In a fight where both guys need a win to stay relevant in a super deep division, Vick sees the challenge that lies in front of him.
“It’s a good fight, a good matchup,” Vick said of Hooker. “He’s not a joke. The dude can fight. He’s been in there with high-level competition, been in the UFC for a while now and has some very good wins. His losses, early on, are probably fights he shouldn’t have lost but I think he has grown and progressed drastically. He’s a serious opponent and I’m ready for this.”
Vick isn’t going to predict the specific outcome of the fight. The Lloyd Irvin trained fighter from the Dallas area isn’t seeing anything other than his hand being raised. The win is the most important thing — not just for his spot in the rankings, but to help give himself and his family everything they need.
“I’m not going to be that stupid to take on unnecessary risks,” Vick stated. “I always try to finish fights, but I’m not going to take any unnecessary risks. If I finish Dan Hooker in the first or second round and get a $50,000 bonus, I walk away happy. If I win this fight, I’m going to pay my house off. That really sucked losing the last fight because I could’ve already owned my own house. I only got half the money and it sucked. I’m not going to let that happen again. Me, my son James Jr. and his mom, we’re gonna go to Sea World the next morning, have a great time, we’re going to pay our house off and life will be good.

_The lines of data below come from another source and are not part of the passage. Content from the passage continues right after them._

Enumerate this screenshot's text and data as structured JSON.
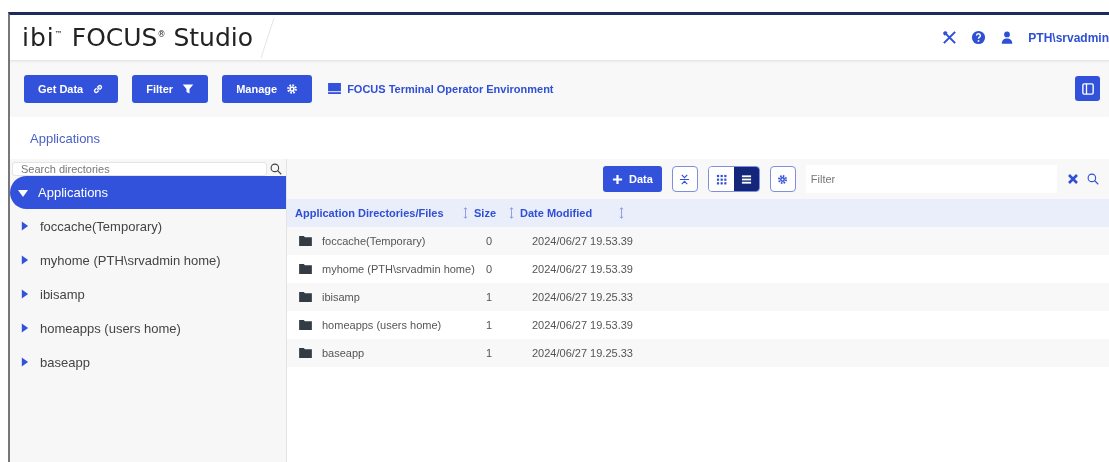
{
  "header": {
    "logo": "ibi$^{™}$",
    "product": "FOCUS$^{®}$ Studio",
    "user": "PTH\\srvadmin"
  },
  "toolbar": {
    "buttons": [
      {
        "label": "Get Data",
        "kind": "link"
      },
      {
        "label": "Filter",
        "kind": "filter"
      },
      {
        "label": "Manage",
        "kind": "gear"
      }
    ],
    "environment": "FOCUS Terminal Operator Environment"
  },
  "breadcrumb": "Applications",
  "sidebar": {
    "search": {
      "placeholder": "Search directories"
    },
    "tree": [
      {
        "label": "Applications",
        "expanded": true,
        "selected": true,
        "children": [
          {
            "label": "foccache(Temporary)",
            "expanded": false,
            "selected": false
          },
          {
            "label": "myhome (PTH\\srvadmin home)",
            "expanded": false,
            "selected": false
          },
          {
            "label": "ibisamp",
            "expanded": false,
            "selected": false
          },
          {
            "label": "homeapps (users home)",
            "expanded": false,
            "selected": false
          },
          {
            "label": "baseapp",
            "expanded": false,
            "selected": false
          }
        ]
      }
    ]
  },
  "content": {
    "add_button": "Data",
    "views": [
      {
        "kind": "grid",
        "selected": false
      },
      {
        "kind": "list",
        "selected": true
      }
    ],
    "filter": {
      "placeholder": "Filter"
    },
    "table": {
      "columns": [
        "Application Directories/Files",
        "Size",
        "Date Modified"
      ],
      "rows": [
        {
          "name": "foccache(Temporary)",
          "size": "0",
          "modified": "2024/06/27 19.53.39"
        },
        {
          "name": "myhome (PTH\\srvadmin home)",
          "size": "0",
          "modified": "2024/06/27 19.53.39"
        },
        {
          "name": "ibisamp",
          "size": "1",
          "modified": "2024/06/27 19.25.33"
        },
        {
          "name": "homeapps (users home)",
          "size": "1",
          "modified": "2024/06/27 19.53.39"
        },
        {
          "name": "baseapp",
          "size": "1",
          "modified": "2024/06/27 19.25.33"
        }
      ]
    }
  }
}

“In a perfect world, I get a finish. I can see a knockout in the first or second round, but if the decision comes, it comes. I’m trying to get that win bonus. I’m trying to pay off my house off. I for sure see myself winning in any place we go and wherever I want to win.”
Currently, the oddsmakers have Vick as high as a +153 underdog heading into this pivotal lightweight matchup. While Vick is a professional fighter and a student of the game, he is also a combat sports gambling enthusiast. Heading into this home state fight, Vick has some advice for those who are looking to put a few shackles down on this particular fight on July 20.
“They better bet now,” Vick said. “What’s going to end up happening is once the odds start to come around, it’s going to be even odds, I may even be the favorite by the time the fight comes around. I think people should pull the trigger now, bet on me and win some money for sure.”